Proses pemberantasan korupsi di Indonesia yang masih jalan di tempat juga mendapat sorotan dari Margarito Kamis. Menurut pakar hukum tata negara itu, belum ada perubahan signifikan dalam penegakan hukum anti korupsi di Indonesia.

“Selama ini 15 tahun sudah ada KPK, ada yang berubah dengan republik ini, saya rasa tidak,” kata Margarito. Ia pun mengkritisi secara tegas soal sikap KPK yang cenderung pilih-pilih dalam menuntaskan perkara korupsi di Indonesia. “Sejarah korupsi ini adalah sejarah pilih-pilih,” kata Margarito.
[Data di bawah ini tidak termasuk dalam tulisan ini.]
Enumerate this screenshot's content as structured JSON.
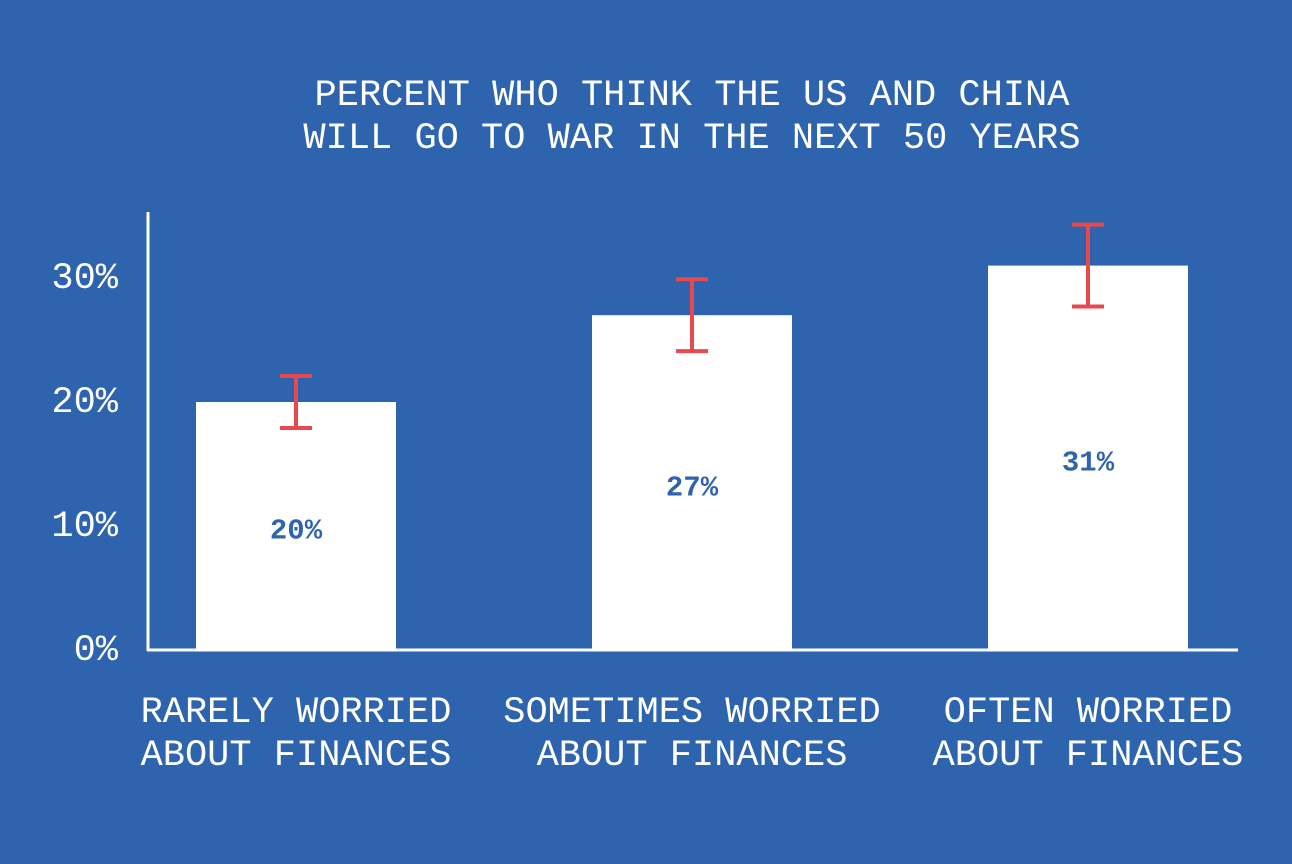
{
  "chart_data": {
    "type": "bar",
    "title": [
      "PERCENT WHO THINK THE US AND CHINA",
      "WILL GO TO WAR IN THE NEXT 50 YEARS"
    ],
    "categories": [
      [
        "RARELY WORRIED",
        "ABOUT FINANCES"
      ],
      [
        "SOMETIMES WORRIED",
        "ABOUT FINANCES"
      ],
      [
        "OFTEN WORRIED",
        "ABOUT FINANCES"
      ]
    ],
    "values": [
      20,
      27,
      31
    ],
    "value_labels": [
      "20%",
      "27%",
      "31%"
    ],
    "errors": [
      2.1,
      2.9,
      3.3
    ],
    "color": "#ffffff",
    "error_color": "#e8484f",
    "label_color": "#2f63ad",
    "ylim": [
      0,
      35
    ],
    "yticks": [
      {
        "value": 0,
        "label": "0%"
      },
      {
        "value": 10,
        "label": "10%"
      },
      {
        "value": 20,
        "label": "20%"
      },
      {
        "value": 30,
        "label": "30%"
      }
    ],
    "grid": false
  }
}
Ada banyak alasan mengapa Margarito melihat demikian. Salah satunya proses penyidikan dan penyelidikan di KPK yang tidak transparan. Misalnya dalam kasus RJ Lino yang dianggap melakukan korupsi di Pelindo II. Hingga kini status tersangka masih melekat pada mantan Dirut Pelindo II itu, namun kasusnya sama sekali belum beranjak dari semula.

“Kenapa KPK tidak bisa urusi ini. Kalau memang tidak cukup bukti, jangan jadikan dia tersangka. Dua tahun kasus ini terkatung-katung,” ucap Margarito.

Margarito menilai, KPK seperti main-main dalam melakukan pemberantasan korupsi. Untuk itu, maka sangat wajar jika KPK harus dicek lagi. Misalnya dengan menggulirkan hak angket. Namun yang muncul soal hak angket di masyarakat justru lain.

Soal hak angket pun menjadi pembahasan Margarito. Ia heran melihat KPK selama ini ketakutan dengan hak angket  yang digagas DPR. Karena seolah-olah pengusul hak angket ingin melemahkan KPK.

“Apa yang perlu ditakuti dari angket ini. KPK selama ini minta balok-balik orang untuk transparasan. Boleh dibilang mereka adalah lead of transparency di negeri ini. Tapi ketika mereka diminta transparan mereka malah ngeyel? “ tutur Margarito

Apalagi selama ini KPK ini memakai uang negara, uang pajak dari masyarakat. Maka sudah sepantasnya jika mereka pun harus bisa diawasi dan dicek. “Lalu kenapa KPK ini tidak bisa dicek,” tanya Margarito.

Baca Juga  Bila Hasil Rekomendasi Pansus Lemahkan KPK Jokowi Bertindak

Bagi Margarito, persoalan hak angket sebenarnya persoalan kecil yang tidak perlu ditakuti. “Ini soal kecil saja kok, buka saja, Kenapa kalian takut? Kalau tidak ditemukan maka orang bilang DPR mengada-ada saja. Jadi tidak ada yang perlu ditakui dalam hak angket ini,” pungkas Margarito.